Two poems can helpfully be read together from this collection; the title poem 'Pietà', and 'In Church'. Both poems express the anguish and ambiguity of the poet's faith at a time of crisis in his life and vocation as poet, priest and theologian on the trail of the elusive presence and compelling attraction of his God. Both poems also intimate a shift in Thomas to a more theological form of reflection on the presence and absence of God in the context of both the Passion pf Christ and Thomas's personal inner crucifixion of soul. Out of his experience of God's nearness and distance, presence and absence, occasional intimation of divine acknowledgement and frequent disappointment of unexplained silence Thomas, torn between faith and doubt, wrote some of his most faith-interrogating poems. In both 'Pietà', and 'In Church' he explores the concept, and the theological and spiritual implicates, of "an untenanted cross."
Pietà
Always the same hills
Crowd the horizon,
Remote witnesses
Of the still scene.
And in the foreground
The tall Cross,
Sombre, untenanted,
Aches for the Body
That is back in the cradle
Of a maid’s arms.
Pietà, the title poem locates the incarnate and crucified Christ beneath a dominant cross and lying helpless in his mother's arms, the cradle that first held him. The scene is as still as death. There are no explanatory glosses, but a foregrounding of the Cross which is personified and invested with feelings. The wood-worked cross, sharing that same sense of cosmic loss, aches for the body of the carpenter, the whole creation groaning and awaiting redemption. It is an astonishing juxtaposition of ideas.
The Michelangelo Pieta most naturally comes to mind as the defining image of a mother's lamentation overflowing in tears for the world. I don't know if Thomas ever went to Rome to see it, but behind that masterpiece is a huge square, sharp-edged 'untenanted cross', in stark contrast to the softly flowing drapery, human formfulness, and intricate detailed intimacy of the mother cradling her dead child. (See image below)
The entire mystery of the Incarnation as the story of God in Christ, from cradle to cross, resides in this short second stanza.
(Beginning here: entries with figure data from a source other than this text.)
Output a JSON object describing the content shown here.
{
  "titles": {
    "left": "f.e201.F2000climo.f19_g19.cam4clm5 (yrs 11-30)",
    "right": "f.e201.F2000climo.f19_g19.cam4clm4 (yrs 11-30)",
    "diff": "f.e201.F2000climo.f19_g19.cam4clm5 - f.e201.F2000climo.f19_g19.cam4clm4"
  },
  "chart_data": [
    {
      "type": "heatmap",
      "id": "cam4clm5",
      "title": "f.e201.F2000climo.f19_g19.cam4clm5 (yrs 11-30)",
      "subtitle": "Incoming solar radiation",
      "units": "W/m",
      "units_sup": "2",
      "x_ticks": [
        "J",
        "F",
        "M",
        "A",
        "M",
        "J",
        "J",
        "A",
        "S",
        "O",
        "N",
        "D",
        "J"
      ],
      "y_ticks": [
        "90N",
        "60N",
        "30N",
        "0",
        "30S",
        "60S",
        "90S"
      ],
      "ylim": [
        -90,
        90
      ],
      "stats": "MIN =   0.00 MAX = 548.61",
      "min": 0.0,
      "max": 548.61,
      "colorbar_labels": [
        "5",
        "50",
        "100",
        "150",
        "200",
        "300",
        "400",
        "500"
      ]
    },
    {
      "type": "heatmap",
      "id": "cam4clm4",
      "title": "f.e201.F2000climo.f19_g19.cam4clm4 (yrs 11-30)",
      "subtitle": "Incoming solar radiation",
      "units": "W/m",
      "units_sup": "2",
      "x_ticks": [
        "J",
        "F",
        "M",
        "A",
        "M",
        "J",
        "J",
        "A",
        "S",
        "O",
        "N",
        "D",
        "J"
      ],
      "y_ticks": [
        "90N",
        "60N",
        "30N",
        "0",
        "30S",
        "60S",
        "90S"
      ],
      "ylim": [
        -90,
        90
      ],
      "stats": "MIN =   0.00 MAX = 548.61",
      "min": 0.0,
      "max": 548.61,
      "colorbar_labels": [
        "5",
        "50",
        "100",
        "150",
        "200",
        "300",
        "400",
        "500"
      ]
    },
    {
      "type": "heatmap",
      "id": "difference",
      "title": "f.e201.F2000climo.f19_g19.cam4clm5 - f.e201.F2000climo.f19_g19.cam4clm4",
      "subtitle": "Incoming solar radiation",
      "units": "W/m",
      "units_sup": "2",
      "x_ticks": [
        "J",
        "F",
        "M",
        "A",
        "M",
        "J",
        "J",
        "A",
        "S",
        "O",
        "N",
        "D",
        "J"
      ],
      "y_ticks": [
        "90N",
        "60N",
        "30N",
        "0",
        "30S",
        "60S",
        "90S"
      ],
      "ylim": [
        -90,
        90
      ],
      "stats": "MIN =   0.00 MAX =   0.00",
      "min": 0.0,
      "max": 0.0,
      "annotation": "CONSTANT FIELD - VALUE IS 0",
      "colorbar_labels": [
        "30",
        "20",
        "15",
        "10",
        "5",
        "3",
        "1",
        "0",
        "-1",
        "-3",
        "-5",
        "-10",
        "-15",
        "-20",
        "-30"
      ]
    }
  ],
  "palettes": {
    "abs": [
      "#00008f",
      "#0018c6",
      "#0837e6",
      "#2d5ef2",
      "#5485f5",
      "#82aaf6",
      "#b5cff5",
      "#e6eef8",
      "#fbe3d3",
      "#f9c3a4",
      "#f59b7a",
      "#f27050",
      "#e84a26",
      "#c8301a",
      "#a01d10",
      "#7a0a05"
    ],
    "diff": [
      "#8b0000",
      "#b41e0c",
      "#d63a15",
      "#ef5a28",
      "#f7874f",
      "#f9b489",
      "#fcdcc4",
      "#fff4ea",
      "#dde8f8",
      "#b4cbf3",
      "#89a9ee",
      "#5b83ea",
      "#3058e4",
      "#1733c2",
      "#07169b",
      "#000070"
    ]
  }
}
The suffering of the Christ is mirrored in the face of his mother, her arms a cradle, the lifeless body suspended in that time between the times, post crucifixion and pre-resurrection. The untenanted cross aches to hold the crucified, and the arms of the mother though full again as she cradles her son, ache with the weight of his body, and are themselves cruciform. The poignancy of the poet's softer words are made more acute by the way he hints backwards to the nativity, and a maid holding her first child, and in those same arms, the destiny of humanity.
At the end of the Pietà collection comes 'In Church.' I wrote about that poem a year or two ago and the post can be found using the link below. I simply want to draw attention here to its connection to the poem Pietà. Waiting in the empty church is Thomas, the priest. When everyone else has gone, he is listening, searching, hoping for some glimpse or whisper of presence, some inner assurance that the crucified God he serves, though hidden is present, and though silent speaks even in that silence.